Taiko Voices Journal: The Pioneers

 

Photographs by Lisa Duncan Photography.

This is the second in a series of posts by Heidi Varian, Project Coordinator for Taiko Voices, the 50th Anniversary Song Commission sponsored by TCA.

FEBRUARY: The Pioneers

The memorandum of understanding for the Taiko Voices project included an inspiration session to aid in the creation of the piece. A day was selected for the chosen composers – Franco Imperial, Kate Meigneux, Ryan Kimura – to spend bonding time with the pioneers of taiko over lunch and conversation at the San Francisco Taiko Dojo’s studio – Directors Emeriti PJ and Roy Hirabayashi, senior member Qris Yamashita, and Grandmaster Seiichi Tanaka, respectively. Ryuma Tanaka facilitated the event, which was both filmed and audio recorded.

The composers had originally prepared interview questions for their respective group members and now distilled those answers and created special interviews for the pioneers.

The Interviews

The pioneers talked about motivations. Roy reflected on a love of jazz and the inspiration of his experience as a horn player. PJ related her love of dance. In another context, Qris mentioned that her favorite place to play taiko is at temple. Each answer reflects the importance of taiko in shaping identity, helping to restore a unique Japanese American voice in the roaring incarceration silence of a post-war American landscape.

Japanese national Tanaka Sensei was a young boy in Nagano Prefecture at the end of WWII. His response – “I had nothing else, knew nothing else to do when I got to America.” Only a few years older, his options and life choices were fewer and less free.

Inspiration

Today, a large segment of taiko is played by collegiate groups.
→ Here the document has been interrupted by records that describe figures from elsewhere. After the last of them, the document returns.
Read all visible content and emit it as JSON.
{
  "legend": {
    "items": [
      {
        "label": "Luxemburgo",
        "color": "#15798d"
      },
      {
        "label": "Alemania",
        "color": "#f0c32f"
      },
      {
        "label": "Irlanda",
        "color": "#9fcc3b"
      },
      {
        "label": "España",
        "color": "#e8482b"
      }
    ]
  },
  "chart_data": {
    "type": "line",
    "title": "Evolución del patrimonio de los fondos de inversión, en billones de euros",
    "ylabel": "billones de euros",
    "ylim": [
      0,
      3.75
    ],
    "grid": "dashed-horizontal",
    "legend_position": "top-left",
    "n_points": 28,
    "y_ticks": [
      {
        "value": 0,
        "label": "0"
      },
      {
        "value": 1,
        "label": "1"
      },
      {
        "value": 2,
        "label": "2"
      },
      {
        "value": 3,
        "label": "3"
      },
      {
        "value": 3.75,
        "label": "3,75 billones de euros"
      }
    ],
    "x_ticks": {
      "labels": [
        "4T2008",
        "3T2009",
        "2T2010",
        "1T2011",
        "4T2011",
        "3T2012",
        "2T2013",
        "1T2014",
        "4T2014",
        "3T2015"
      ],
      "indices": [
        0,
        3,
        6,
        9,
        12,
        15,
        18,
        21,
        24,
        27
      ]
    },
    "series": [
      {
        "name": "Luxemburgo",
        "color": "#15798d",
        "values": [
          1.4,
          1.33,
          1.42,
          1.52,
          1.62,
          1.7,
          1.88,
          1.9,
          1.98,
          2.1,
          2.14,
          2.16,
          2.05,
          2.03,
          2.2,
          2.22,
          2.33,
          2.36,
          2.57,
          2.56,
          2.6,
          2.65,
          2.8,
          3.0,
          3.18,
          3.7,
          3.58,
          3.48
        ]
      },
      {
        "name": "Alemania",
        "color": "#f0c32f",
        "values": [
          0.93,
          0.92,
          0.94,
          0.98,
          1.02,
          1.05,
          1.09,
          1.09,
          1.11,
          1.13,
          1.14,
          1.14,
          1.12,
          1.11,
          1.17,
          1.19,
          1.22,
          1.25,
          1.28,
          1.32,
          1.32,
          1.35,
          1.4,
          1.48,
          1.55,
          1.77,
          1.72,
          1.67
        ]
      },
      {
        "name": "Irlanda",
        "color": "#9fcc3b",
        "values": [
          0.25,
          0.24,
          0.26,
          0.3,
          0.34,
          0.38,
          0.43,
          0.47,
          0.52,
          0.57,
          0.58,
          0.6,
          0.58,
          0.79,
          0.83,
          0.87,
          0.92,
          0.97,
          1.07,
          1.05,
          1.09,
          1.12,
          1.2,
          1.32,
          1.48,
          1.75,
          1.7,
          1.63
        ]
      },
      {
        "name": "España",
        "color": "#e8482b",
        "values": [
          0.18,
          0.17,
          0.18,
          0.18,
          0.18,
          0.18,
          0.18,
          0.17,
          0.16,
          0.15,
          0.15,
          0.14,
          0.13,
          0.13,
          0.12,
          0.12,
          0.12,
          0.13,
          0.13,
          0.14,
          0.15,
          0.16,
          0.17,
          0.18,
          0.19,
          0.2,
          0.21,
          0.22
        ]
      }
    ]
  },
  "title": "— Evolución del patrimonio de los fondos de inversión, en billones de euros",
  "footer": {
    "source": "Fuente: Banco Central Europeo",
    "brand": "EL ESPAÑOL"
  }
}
There are community groups and temple-affiliated groups and professional performing groups and youth groups – a diaspora of a continually evolving genre. Which is why the composers and grant coordinator believed the inspiration phase of the project – honoring the pioneers, the ancestors, and tradition – was so important to the creation of the piece.

“What would you like to see for the future of taiko?” With the diversity of styles and teaching methodologies and personal philosophies, you would think that this question would elicit a myriad of dreams and desires and aspirations. But the consensus was unanimous – build a community and play with joy.